Professor Steve Field (CBE FRCP FFPH FRCGP) 

Chief Inspector of General Practice

Inspection carried out on 20 July 2017

During a routine inspection

Letter from the Chief Inspector of General Practice

We carried out an announced comprehensive inspection at Shifa Surgery on 20 July 2017. Overall the practice is rated as good.

Our key findings across all the areas we inspected were as follows:

  • There was an open and transparent approach to safety and a system in place for reporting and recording significant events. We saw that learning from significant events was communicated with staff effectively and staff were aware of any changes implemented as a result in order to minimise the risk of the event being repeated.
  • The practice had clearly defined and embedded systems to minimise risks to patient safety.
  • Staff were aware of current evidence based guidance. Staff had been trained to provide them with the skills and knowledge to deliver effective care and treatment.
  • Results from the national GP patient survey showed patients had rated the practice in line with others for many aspects of care. Patient feedback we received as part of the inspection process indicated patients were treated with compassion, dignity and respect and were involved in their care and decisions about their treatment.
  • Information about services and how to complain was available. Improvements were made to the quality of care as a result of complaints and concerns.
  • While some patients expressed concerns regarding appointment access, we saw that the practice was taking action to address these concerns and there was improved continuity of care, with urgent appointments available the same day.
  • The practice had good facilities and was well equipped to treat patients and meet their needs.
  • There was a clear leadership structure and staff felt strongly supported by management.
  • The practice proactively sought feedback from staff and patients, which it acted on.
  • The provider was aware of the requirements of the duty of candour.

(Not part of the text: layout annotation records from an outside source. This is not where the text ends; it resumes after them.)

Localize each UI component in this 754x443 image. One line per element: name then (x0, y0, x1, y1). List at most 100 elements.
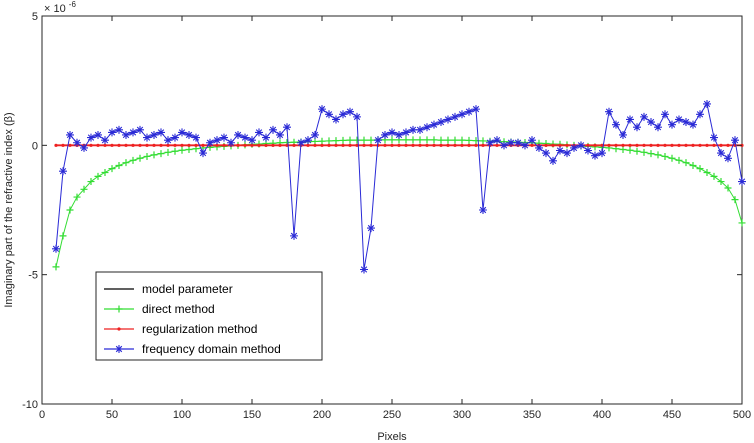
data-point-direct-method (717, 178, 725, 186)
data-point-frequency-domain-method (661, 110, 669, 119)
data-point-frequency-domain-method (451, 112, 459, 121)
data-point-direct-method (724, 184, 732, 192)
data-point-regularization-method (453, 143, 457, 147)
data-point-regularization-method (460, 143, 464, 147)
legend-label: frequency domain method (142, 342, 281, 356)
data-point-frequency-domain-method (542, 149, 550, 158)
data-point-frequency-domain-method (486, 138, 494, 147)
data-point-frequency-domain-method (262, 133, 270, 142)
data-point-frequency-domain-method (381, 130, 389, 139)
data-point-frequency-domain-method (360, 265, 368, 274)
x-tick-label: 250 (383, 409, 401, 421)
data-point-frequency-domain-method (101, 136, 109, 145)
data-point-regularization-method (614, 143, 618, 147)
data-point-frequency-domain-method (570, 143, 578, 152)
data-point-frequency-domain-method (220, 133, 228, 142)
data-point-direct-method (157, 150, 165, 158)
legend-item-regularization-method: regularization method (104, 322, 257, 336)
data-point-regularization-method (257, 143, 261, 147)
data-point-frequency-domain-method (213, 136, 221, 145)
data-point-direct-method (423, 136, 431, 144)
data-point-frequency-domain-method (339, 110, 347, 119)
data-point-regularization-method (670, 143, 674, 147)
data-point-direct-method (458, 136, 466, 144)
data-point-frequency-domain-method (500, 141, 508, 150)
legend-item-frequency-domain-method: frequency domain method (104, 342, 281, 356)
data-point-regularization-method (271, 143, 275, 147)
data-point-direct-method (143, 152, 151, 160)
data-point-regularization-method (54, 143, 58, 147)
data-point-frequency-domain-method (248, 136, 256, 145)
data-point-direct-method (619, 145, 627, 153)
data-point-regularization-method (341, 143, 345, 147)
data-point-direct-method (416, 136, 424, 144)
data-point-regularization-method (159, 143, 163, 147)
data-point-frequency-domain-method (59, 167, 67, 176)
data-point-regularization-method (292, 143, 296, 147)
legend-swatch-marker (117, 327, 121, 331)
data-point-direct-method (332, 137, 340, 145)
data-point-direct-method (178, 146, 186, 154)
data-point-direct-method (388, 136, 396, 144)
x-tick-label: 350 (523, 409, 541, 421)
data-point-frequency-domain-method (717, 149, 725, 158)
data-point-frequency-domain-method (150, 130, 158, 139)
data-point-frequency-domain-method (577, 141, 585, 150)
data-point-regularization-method (124, 143, 128, 147)
data-point-regularization-method (530, 143, 534, 147)
data-point-regularization-method (327, 143, 331, 147)
y-tick-label: -5 (28, 270, 38, 282)
data-point-direct-method (87, 178, 95, 186)
data-point-frequency-domain-method (605, 107, 613, 116)
data-point-frequency-domain-method (283, 123, 291, 132)
data-point-regularization-method (348, 143, 352, 147)
data-point-frequency-domain-method (115, 125, 123, 134)
data-point-frequency-domain-method (346, 107, 354, 116)
data-point-regularization-method (642, 143, 646, 147)
legend-label: model parameter (142, 282, 233, 296)
data-point-frequency-domain-method (584, 146, 592, 155)
data-point-frequency-domain-method (318, 105, 326, 114)
data-point-frequency-domain-method (185, 130, 193, 139)
data-point-frequency-domain-method (444, 115, 452, 124)
data-point-regularization-method (264, 143, 268, 147)
data-point-regularization-method (418, 143, 422, 147)
data-point-regularization-method (621, 143, 625, 147)
data-point-direct-method (647, 150, 655, 158)
data-point-direct-method (437, 136, 445, 144)
data-point-frequency-domain-method (479, 206, 487, 214)
data-point-frequency-domain-method (388, 128, 396, 137)
data-point-regularization-method (474, 143, 478, 147)
data-point-frequency-domain-method (87, 133, 95, 142)
data-point-regularization-method (110, 143, 114, 147)
data-point-regularization-method (397, 143, 401, 147)
x-tick-label: 300 (453, 409, 471, 421)
data-point-frequency-domain-method (304, 136, 312, 145)
data-point-regularization-method (607, 143, 611, 147)
data-point-regularization-method (278, 143, 282, 147)
data-point-frequency-domain-method (465, 107, 473, 116)
data-point-regularization-method (712, 143, 716, 147)
data-point-direct-method (115, 162, 123, 170)
data-point-regularization-method (635, 143, 639, 147)
data-point-regularization-method (313, 143, 317, 147)
data-point-direct-method (367, 136, 375, 144)
data-point-frequency-domain-method (437, 118, 445, 127)
legend-item-direct-method: direct method (104, 302, 215, 316)
data-point-frequency-domain-method (129, 128, 137, 137)
data-point-frequency-domain-method (80, 143, 88, 152)
data-point-direct-method (710, 172, 718, 180)
data-point-frequency-domain-method (108, 128, 116, 137)
data-point-direct-method (703, 168, 711, 176)
legend-label: regularization method (142, 322, 257, 336)
data-point-direct-method (479, 137, 487, 145)
data-point-regularization-method (684, 143, 688, 147)
data-point-frequency-domain-method (493, 136, 501, 145)
data-point-regularization-method (432, 143, 436, 147)
data-point-direct-method (136, 154, 144, 162)
data-point-frequency-domain-method (430, 120, 438, 129)
data-point-direct-method (661, 152, 669, 160)
legend: model parameter direct method regularizati… (95, 271, 323, 361)
data-point-regularization-method (117, 143, 121, 147)
data-point-regularization-method (166, 143, 170, 147)
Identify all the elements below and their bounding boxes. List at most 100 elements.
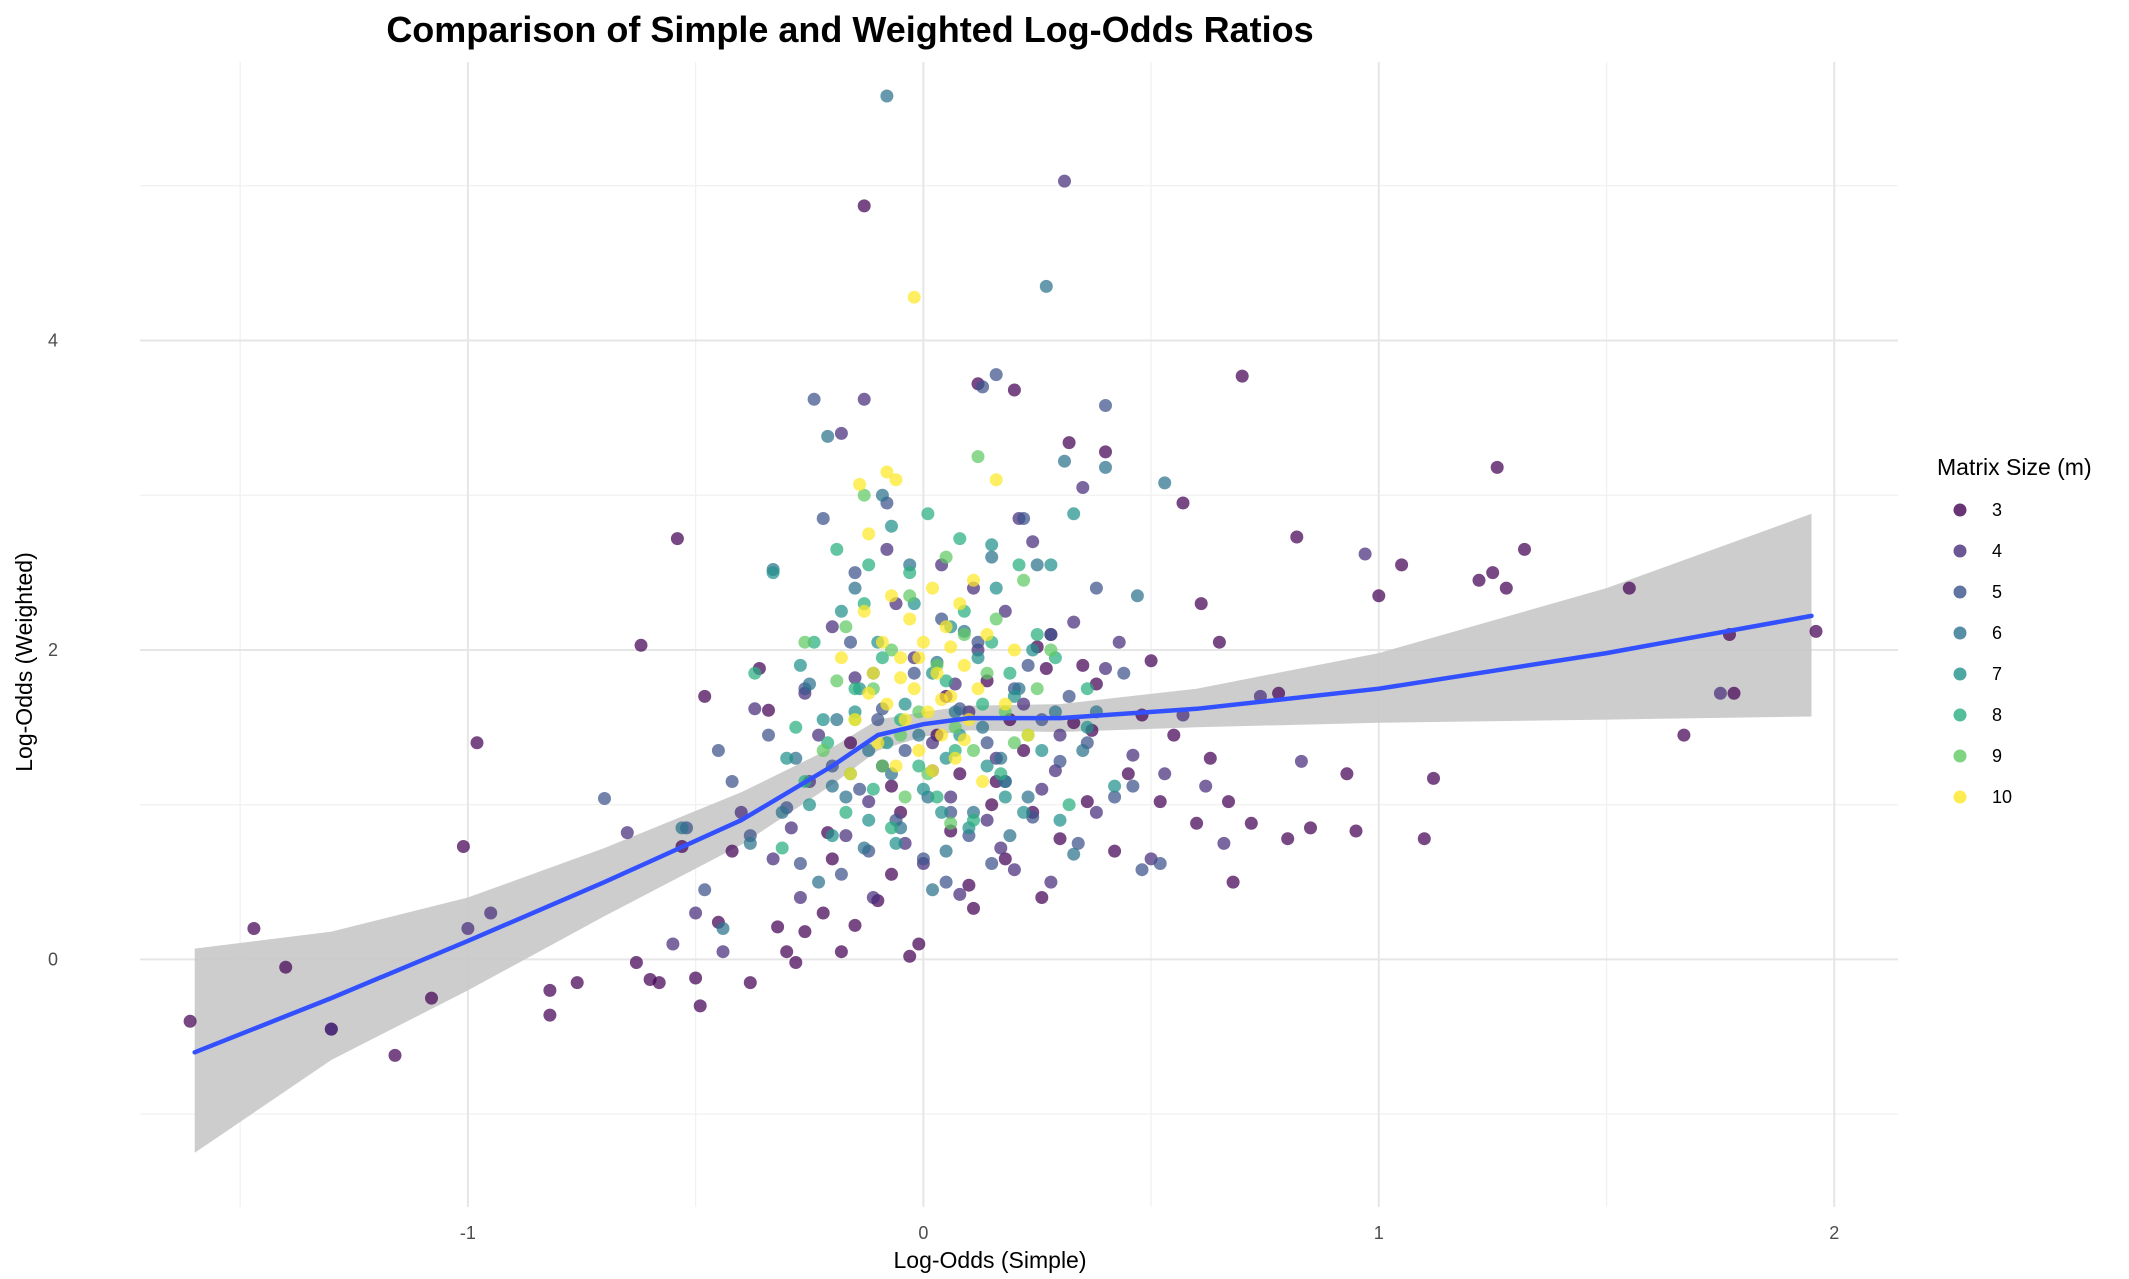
data-point-m10 xyxy=(912,651,926,665)
data-point-m4 xyxy=(1026,535,1040,549)
data-point-m3 xyxy=(885,867,898,881)
data-point-m7 xyxy=(816,713,830,727)
data-point-m8 xyxy=(1080,682,1094,696)
data-point-m5 xyxy=(1071,836,1085,850)
data-point-m10 xyxy=(857,604,871,618)
data-point-m6 xyxy=(1076,744,1090,757)
x-tick-label: 1 xyxy=(1374,1223,1384,1243)
data-point-m3 xyxy=(1007,383,1021,397)
data-point-m9 xyxy=(1017,573,1031,587)
data-point-m5 xyxy=(989,368,1003,382)
data-point-m6 xyxy=(994,751,1008,765)
data-point-m3 xyxy=(1080,795,1094,809)
data-point-m3 xyxy=(962,878,976,892)
data-point-m3 xyxy=(762,703,775,717)
data-points xyxy=(183,89,1823,1062)
data-point-m3 xyxy=(1108,844,1122,858)
data-point-m8 xyxy=(748,666,762,680)
legend-key-m6 xyxy=(1953,626,1967,640)
data-point-m8 xyxy=(930,790,944,804)
data-point-m3 xyxy=(848,918,862,932)
data-point-m6 xyxy=(812,875,826,889)
data-point-m4 xyxy=(1076,481,1090,494)
data-point-m6 xyxy=(743,836,757,850)
data-point-m4 xyxy=(880,542,894,556)
data-point-m6 xyxy=(862,744,876,757)
data-point-m5 xyxy=(907,666,921,680)
data-point-m7 xyxy=(935,805,949,819)
legend-label-m8: 8 xyxy=(1992,705,2002,725)
data-point-m5 xyxy=(698,883,712,897)
data-point-m4 xyxy=(998,604,1012,618)
data-point-m3 xyxy=(1153,795,1167,809)
data-point-m7 xyxy=(985,538,999,552)
data-point-m8 xyxy=(830,542,844,556)
legend-key-m8 xyxy=(1953,708,1967,722)
data-point-m9 xyxy=(980,666,994,680)
data-point-m7 xyxy=(1080,720,1094,734)
data-point-m7 xyxy=(780,751,794,765)
data-point-m4 xyxy=(666,937,680,951)
data-point-m4 xyxy=(484,906,498,920)
data-point-m7 xyxy=(989,581,1003,595)
chart-title: Comparison of Simple and Weighted Log-Od… xyxy=(386,9,1313,50)
y-tick-label: 2 xyxy=(48,640,58,660)
minor-gridlines xyxy=(140,62,1898,1207)
data-point-m6 xyxy=(830,713,844,727)
data-point-m6 xyxy=(775,805,789,819)
legend-label-m5: 5 xyxy=(1992,582,2002,602)
data-point-m5 xyxy=(844,635,857,649)
legend-label-m9: 9 xyxy=(1992,746,2002,766)
data-point-m7 xyxy=(916,782,930,796)
data-point-m4 xyxy=(689,906,703,920)
data-point-m4 xyxy=(1158,767,1172,781)
data-point-m3 xyxy=(1499,581,1513,595)
data-point-m9 xyxy=(898,790,912,804)
data-point-m5 xyxy=(711,744,725,757)
data-point-m5 xyxy=(976,380,990,394)
data-point-m7 xyxy=(834,604,848,618)
data-point-m10 xyxy=(998,697,1012,711)
data-point-m8 xyxy=(967,813,980,827)
data-point-m8 xyxy=(1003,666,1017,680)
data-point-m7 xyxy=(1007,689,1021,703)
data-point-m3 xyxy=(543,983,557,997)
data-point-m7 xyxy=(880,736,894,750)
data-point-m7 xyxy=(1067,507,1081,521)
data-point-m3 xyxy=(1417,832,1431,846)
data-point-m10 xyxy=(957,733,971,747)
confidence-band-area xyxy=(194,513,1812,1153)
data-point-m4 xyxy=(1058,174,1071,188)
data-point-m7 xyxy=(803,798,816,812)
data-point-m5 xyxy=(898,744,912,757)
data-point-m4 xyxy=(825,620,839,634)
data-point-m4 xyxy=(748,702,762,716)
legend-key-m4 xyxy=(1953,544,1967,558)
data-point-m3 xyxy=(1349,824,1363,838)
data-point-m5 xyxy=(762,728,775,742)
data-point-m8 xyxy=(789,720,803,734)
data-point-m5 xyxy=(853,782,867,796)
data-point-m10 xyxy=(953,597,967,611)
data-point-m6 xyxy=(1030,558,1044,572)
data-point-m3 xyxy=(825,852,839,866)
data-point-m4 xyxy=(834,426,848,440)
data-point-m7 xyxy=(793,658,807,672)
x-tick-label: -1 xyxy=(460,1223,476,1243)
data-point-m5 xyxy=(985,857,999,870)
data-point-m5 xyxy=(1117,666,1131,680)
x-tick-label: 0 xyxy=(918,1223,928,1243)
data-point-m5 xyxy=(939,875,953,889)
data-point-m8 xyxy=(994,767,1008,781)
data-point-m10 xyxy=(866,666,880,680)
data-point-m3 xyxy=(857,199,871,213)
data-point-m3 xyxy=(247,922,261,935)
legend-label-m3: 3 xyxy=(1992,500,2002,520)
data-point-m9 xyxy=(857,488,871,502)
data-point-m3 xyxy=(912,937,926,951)
data-point-m6 xyxy=(789,751,803,765)
data-point-m3 xyxy=(1372,589,1386,603)
data-point-m8 xyxy=(866,782,880,796)
data-point-m10 xyxy=(926,764,939,778)
data-point-m10 xyxy=(862,686,876,700)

The areas where the provider should make improvement are:

  • An action plan following an infection control audit should be produced to document that all required actions have been completed in a timely manner.

  • Clinician’s professional registration status should be consistently recorded in order to document that the check has been carried out.

  • Work to validate the carers list should be completed and alerts on the electronic records used to facilitate and maximise access to appropriate support services.

  • Continued work should be undertaken and monitored to address patient concerns around access to appointments.